Certaines améliorations économiques et politiques se font jour, mais c’est au milieu d’importants reculs – notamment l’appauvrissement de la majorité des femmes dans le monde, appauvrissement absolu mais aussi relatif aux hommes. Quant à la possibilité de vivre dans un environnement décent, elle se réduit pour tout le monde, sachant que les femmes sont les premières affectées par le manque d’eau, les atteintes aux capacités procréatives par la pollution ou encore les pénuries alimentaires.

Signalons pour finir que la filiation matrilinéaire (par la mère) et la résidence uxorilocale après le mariage (chez l’épouse, dans sa famille, son village ou son pays) sont deux éléments clés qui organisent une moindre domination des femmes. Or, si ces situations sont très minoritaires, elles constituent quand même, comme le soulignent Nicole-Claude Mathieu et Martine Gestin, 7 % des sociétés connues des ethnologues. Curieusement, elles n’ont fait l’objet que d’un nombre de recherches très réduit. En France, le travail pionnier (et unique) de Mathieu et Gestin n’a toujours pas fait l’objet de recensions dans les grandes revues d’anthropologie…

Qu’en est-il de la résistance à cette « domination masculine » et à ce monde gouverné par les hommes ? Malgré ce qui a été rappelé ici, il faut garder à l’esprit que « céder n’est pas consentir » et que la position de dominée n’empêche ni la lucidité, ni le désaccord – il est juste parfois bien trop coûteux d’agir, comme le savent de nombreuses femmes prolétarisées et racisées.

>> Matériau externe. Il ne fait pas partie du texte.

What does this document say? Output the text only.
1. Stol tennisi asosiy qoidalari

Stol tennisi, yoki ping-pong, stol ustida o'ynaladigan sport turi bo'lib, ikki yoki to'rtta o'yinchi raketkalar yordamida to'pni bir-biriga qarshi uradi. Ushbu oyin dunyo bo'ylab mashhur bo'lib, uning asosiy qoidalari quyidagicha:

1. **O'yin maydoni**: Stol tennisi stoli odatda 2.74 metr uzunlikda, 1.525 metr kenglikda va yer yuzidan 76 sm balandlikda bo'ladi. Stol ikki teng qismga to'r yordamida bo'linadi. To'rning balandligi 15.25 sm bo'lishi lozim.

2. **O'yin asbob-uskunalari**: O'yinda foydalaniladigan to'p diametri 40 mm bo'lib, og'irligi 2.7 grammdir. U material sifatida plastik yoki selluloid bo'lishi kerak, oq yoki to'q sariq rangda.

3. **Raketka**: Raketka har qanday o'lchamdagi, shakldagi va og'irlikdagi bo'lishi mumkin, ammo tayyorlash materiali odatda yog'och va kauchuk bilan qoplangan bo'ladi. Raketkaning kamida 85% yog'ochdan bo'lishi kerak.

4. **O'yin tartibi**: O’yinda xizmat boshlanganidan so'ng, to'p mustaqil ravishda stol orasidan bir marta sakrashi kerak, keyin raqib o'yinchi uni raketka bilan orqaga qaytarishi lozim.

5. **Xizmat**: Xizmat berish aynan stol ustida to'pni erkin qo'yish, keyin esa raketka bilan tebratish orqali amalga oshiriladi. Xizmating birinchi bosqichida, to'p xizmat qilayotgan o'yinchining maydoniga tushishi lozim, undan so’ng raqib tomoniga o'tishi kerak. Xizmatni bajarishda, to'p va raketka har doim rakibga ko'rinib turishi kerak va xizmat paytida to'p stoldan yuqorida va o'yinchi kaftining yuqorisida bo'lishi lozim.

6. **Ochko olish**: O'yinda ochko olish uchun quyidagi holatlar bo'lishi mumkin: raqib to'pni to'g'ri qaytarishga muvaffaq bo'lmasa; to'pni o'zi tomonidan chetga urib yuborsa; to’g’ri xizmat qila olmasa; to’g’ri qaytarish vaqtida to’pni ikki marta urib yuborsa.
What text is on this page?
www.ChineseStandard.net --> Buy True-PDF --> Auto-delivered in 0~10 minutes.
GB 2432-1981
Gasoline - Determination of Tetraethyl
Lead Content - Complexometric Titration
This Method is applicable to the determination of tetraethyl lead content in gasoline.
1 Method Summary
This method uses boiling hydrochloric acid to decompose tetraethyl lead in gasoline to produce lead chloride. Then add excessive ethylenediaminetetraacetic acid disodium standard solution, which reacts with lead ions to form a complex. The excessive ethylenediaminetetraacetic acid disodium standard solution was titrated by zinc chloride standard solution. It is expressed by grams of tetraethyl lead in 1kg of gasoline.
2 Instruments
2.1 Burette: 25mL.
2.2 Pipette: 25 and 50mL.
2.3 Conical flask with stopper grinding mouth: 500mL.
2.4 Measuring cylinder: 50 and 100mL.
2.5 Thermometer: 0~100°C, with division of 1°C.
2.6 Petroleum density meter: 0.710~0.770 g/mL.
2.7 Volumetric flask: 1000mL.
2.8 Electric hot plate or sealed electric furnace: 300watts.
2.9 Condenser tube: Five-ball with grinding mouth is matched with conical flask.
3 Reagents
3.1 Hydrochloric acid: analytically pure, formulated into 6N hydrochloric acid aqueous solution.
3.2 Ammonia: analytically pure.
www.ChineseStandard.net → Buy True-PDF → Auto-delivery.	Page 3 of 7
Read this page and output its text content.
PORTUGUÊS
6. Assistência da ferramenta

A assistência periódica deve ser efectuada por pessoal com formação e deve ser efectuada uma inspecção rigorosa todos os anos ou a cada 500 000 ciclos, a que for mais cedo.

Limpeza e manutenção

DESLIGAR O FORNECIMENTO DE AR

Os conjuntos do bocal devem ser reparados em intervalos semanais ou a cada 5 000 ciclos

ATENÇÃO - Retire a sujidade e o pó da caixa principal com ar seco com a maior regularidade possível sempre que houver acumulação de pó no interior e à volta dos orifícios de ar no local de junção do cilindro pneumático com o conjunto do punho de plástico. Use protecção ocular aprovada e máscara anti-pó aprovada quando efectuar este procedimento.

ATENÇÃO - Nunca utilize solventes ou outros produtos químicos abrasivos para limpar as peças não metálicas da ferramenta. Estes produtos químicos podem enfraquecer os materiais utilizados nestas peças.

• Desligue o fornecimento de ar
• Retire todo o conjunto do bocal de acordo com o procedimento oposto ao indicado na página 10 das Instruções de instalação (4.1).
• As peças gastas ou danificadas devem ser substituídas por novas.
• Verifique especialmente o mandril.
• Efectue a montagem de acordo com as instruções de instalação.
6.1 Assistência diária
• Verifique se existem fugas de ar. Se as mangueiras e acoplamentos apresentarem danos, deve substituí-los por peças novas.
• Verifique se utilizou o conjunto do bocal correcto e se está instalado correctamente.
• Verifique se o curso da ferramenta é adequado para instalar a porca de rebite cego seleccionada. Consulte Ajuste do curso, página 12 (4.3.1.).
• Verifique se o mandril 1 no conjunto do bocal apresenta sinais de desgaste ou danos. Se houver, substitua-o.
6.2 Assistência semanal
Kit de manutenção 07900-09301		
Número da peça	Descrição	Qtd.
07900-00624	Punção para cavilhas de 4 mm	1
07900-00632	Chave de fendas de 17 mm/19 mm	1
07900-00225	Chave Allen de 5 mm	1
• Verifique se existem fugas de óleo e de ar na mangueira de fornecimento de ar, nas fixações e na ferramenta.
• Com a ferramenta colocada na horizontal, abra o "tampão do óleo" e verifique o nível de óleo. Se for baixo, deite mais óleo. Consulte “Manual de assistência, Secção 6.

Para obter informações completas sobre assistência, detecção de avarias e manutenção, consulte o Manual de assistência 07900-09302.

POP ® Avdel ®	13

Les luttes individuelles et collectives dans les mouvements de femmes, féministe ou lesbien, et dans bien d’autres mouvements mixtes, sont anciennes et incessantes. Cependant, si elles ne prennent en compte à chaque fois qu’un seul rapport social – de classe, de race ou de sexe –, elles risquent d’aboutir à un simple déplacement de l’exploitation sur d’autres groupes sociaux.

De plus, il ne s’agit pas d’inverser des positions ni même d’atteindre une supposée égalité toutes choses égales par ailleurs. Ce qu’il faut saper, c’est la base même de tous ces rapports sociaux : la division inégalitaire du travail et le naturalisme, son corollaire idéologique. À ce sujet, on se souviendra que le concept même de domination est problématique, avec sa connotation d’apaisante naturalité. Que l’on compare simplement, comme nous y invite Nicole-Claude Mathieu, les phrases « la montagne domine la plaine » et « la montagne opprime la plaine ». »

Falquet, J. (2018). 10. Un monde dominé par les hommes : jusqu’à quand ?. Dans : Bertrand Badie éd., Qui gouverne le monde  (pp. 159-169). La Découverte.